What is a "stationary stochastic process? Stochastic means random, so a stationary stochastic process is a process that is both random and never varying -- it's always random in the same way.

A stationary stochastic process with constant spectral density is, to consider an acoustic example, a random conglomeration of pitches -- every possible pitch, in fact -- which is always perfectly random, not favoring one pitch or pitch area over another.  In more mathematical terms, we say that the nature of the random distribution of pitches in white noise is that the probability of any one pitch is no greater or less than the probability of another.
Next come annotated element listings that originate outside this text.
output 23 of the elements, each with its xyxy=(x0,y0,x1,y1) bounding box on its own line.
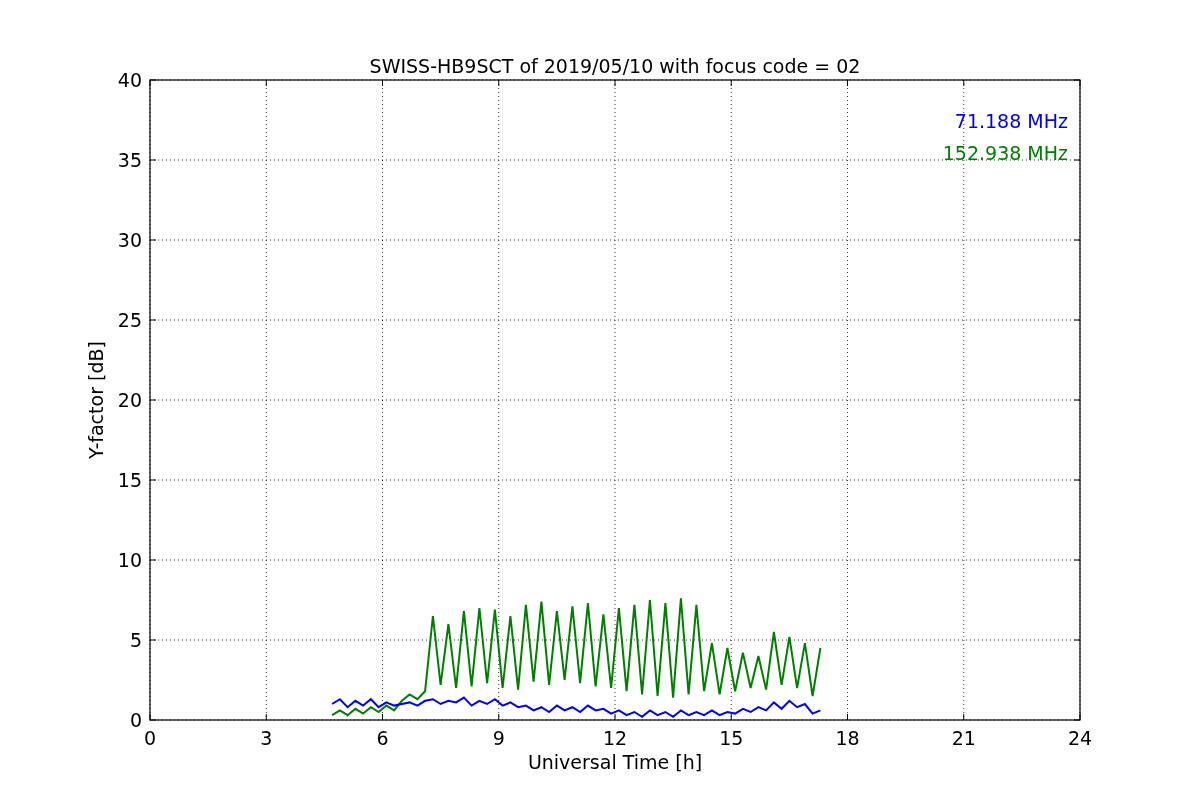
x-tick-label: 6 xyxy=(376,727,389,749)
chart-title: SWISS-HB9SCT of 2019/05/10 with focus code = 02 xyxy=(369,55,861,77)
y-tick-label: 35 xyxy=(117,149,142,171)
y-tick-label: 40 xyxy=(117,69,142,91)
y-tick-label: 30 xyxy=(117,229,142,251)
legend-label: 152.938 MHz xyxy=(942,142,1068,164)
x-axis-label: Universal Time [h] xyxy=(527,751,703,773)
x-tick-label: 9 xyxy=(492,727,505,749)
x-tick-label: 18 xyxy=(835,727,860,749)
legend-label: 71.188 MHz xyxy=(954,110,1068,132)
y-tick-label: 20 xyxy=(117,389,142,411)
y-tick-label: 5 xyxy=(129,629,142,651)
x-tick-label: 24 xyxy=(1067,727,1093,749)
y-tick-label: 10 xyxy=(117,549,142,571)
x-tick-label: 12 xyxy=(602,727,628,749)
y-tick-label: 15 xyxy=(117,469,142,491)
y-tick-label: 0 xyxy=(129,709,142,731)
x-tick-label: 3 xyxy=(260,727,273,749)
x-tick-label: 15 xyxy=(719,727,744,749)
y-tick-label: 25 xyxy=(117,309,142,331)
x-tick-label: 0 xyxy=(143,727,157,749)
y-axis-label: Y-factor [dB] xyxy=(85,341,107,459)
x-tick-label: 21 xyxy=(951,727,976,749)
Thus, we can analyze white noise statistically, but we can't say with any certainty when a given pitch may occur. 

White Noise in Economics & in the Stock Market

White noise in economics means exactly the same thing. White noise is a random collection of variables that are uncorrelated. The presence or absence of any given phenomenon has no causal relationship with any other phenomenon.  
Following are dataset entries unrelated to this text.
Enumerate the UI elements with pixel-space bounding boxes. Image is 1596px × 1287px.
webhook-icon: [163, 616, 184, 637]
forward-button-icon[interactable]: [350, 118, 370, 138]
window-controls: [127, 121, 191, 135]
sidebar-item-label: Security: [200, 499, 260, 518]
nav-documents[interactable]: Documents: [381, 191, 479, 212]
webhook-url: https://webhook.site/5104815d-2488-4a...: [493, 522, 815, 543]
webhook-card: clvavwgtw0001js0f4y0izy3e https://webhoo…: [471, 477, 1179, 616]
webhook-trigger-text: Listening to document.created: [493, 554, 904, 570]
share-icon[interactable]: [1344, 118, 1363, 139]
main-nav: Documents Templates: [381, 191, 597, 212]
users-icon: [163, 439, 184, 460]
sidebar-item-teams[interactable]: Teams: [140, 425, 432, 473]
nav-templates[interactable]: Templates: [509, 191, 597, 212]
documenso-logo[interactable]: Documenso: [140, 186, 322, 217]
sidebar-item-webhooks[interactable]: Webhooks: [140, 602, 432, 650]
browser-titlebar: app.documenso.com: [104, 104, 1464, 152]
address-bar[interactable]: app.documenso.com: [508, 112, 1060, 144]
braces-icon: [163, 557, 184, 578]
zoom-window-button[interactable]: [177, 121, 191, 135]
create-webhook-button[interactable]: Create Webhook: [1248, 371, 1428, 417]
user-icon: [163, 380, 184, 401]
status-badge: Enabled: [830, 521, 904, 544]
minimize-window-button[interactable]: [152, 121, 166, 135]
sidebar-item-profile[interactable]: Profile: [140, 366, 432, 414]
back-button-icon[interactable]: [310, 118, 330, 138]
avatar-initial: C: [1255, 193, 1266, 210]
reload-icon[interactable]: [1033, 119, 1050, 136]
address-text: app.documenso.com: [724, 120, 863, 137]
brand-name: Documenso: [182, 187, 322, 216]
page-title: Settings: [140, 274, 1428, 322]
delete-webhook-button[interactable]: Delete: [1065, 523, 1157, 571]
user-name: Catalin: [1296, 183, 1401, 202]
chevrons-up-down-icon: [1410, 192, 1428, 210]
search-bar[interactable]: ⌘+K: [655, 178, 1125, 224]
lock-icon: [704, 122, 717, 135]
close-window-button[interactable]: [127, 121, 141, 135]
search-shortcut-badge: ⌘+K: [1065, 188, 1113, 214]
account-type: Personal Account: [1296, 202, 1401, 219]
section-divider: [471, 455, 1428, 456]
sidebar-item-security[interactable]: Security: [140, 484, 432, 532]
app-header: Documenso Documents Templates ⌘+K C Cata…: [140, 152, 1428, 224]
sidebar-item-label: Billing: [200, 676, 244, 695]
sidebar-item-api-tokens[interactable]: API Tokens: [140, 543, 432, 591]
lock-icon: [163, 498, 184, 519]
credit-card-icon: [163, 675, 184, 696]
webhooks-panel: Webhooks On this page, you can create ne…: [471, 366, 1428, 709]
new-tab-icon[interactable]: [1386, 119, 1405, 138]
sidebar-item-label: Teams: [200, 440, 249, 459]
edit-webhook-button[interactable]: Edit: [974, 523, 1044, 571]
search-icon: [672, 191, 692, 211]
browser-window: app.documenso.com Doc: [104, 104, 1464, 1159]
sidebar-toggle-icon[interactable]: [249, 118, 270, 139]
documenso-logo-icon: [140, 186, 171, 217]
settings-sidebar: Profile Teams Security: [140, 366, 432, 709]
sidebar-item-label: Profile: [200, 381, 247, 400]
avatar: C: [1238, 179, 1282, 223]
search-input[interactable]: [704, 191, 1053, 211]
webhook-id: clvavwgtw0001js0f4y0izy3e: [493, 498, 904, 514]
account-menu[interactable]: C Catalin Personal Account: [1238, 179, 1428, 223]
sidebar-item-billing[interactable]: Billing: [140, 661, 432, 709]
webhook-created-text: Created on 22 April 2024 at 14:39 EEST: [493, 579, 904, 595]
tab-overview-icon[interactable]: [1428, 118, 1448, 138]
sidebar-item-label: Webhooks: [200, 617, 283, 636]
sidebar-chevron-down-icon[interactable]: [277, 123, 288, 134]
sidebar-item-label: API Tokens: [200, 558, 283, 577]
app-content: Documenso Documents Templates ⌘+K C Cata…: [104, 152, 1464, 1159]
The prevalence of white noise in economics is often underestimated by investors, who often ascribe meaning to events that purport to be predictive when in reality they are uncorrelated. A brief perusal of web articles on the direction of the stock market will indicate each writer's great confidence in the future direction of the market, beginning with what will happen tomorrow to long-range estimates. 

In fact, many statistical studies of the stock markets have concluded that although the direction of the market may not be entirely random, its present and future directions are very weakly correlated, with, according to one famous study by future Nobel Laureate economist Eugene Fama, a correlation of less than 0.05. To use an analogy from acoustics, the distribution may not be white noise exactly, but more like a focused kind of noise called pink noise.

In other instances related to market behavior, investors have what is nearly the opposite problem: they want statistically uncorrelated investments to diversify portfolios, but such uncorrelated investments are difficult, perhaps close to impossible to find as world markets become more and more interconnected. Traditionally, brokers recommend "ideal" portfolio percentages in domestic and foreign stocks, further diversification into stocks in large economies and small economies and different market sectors, but in the late 20th and early 21st centuries, asset classes that were supposed to have highly uncorrelated results have proven to be correlated after all.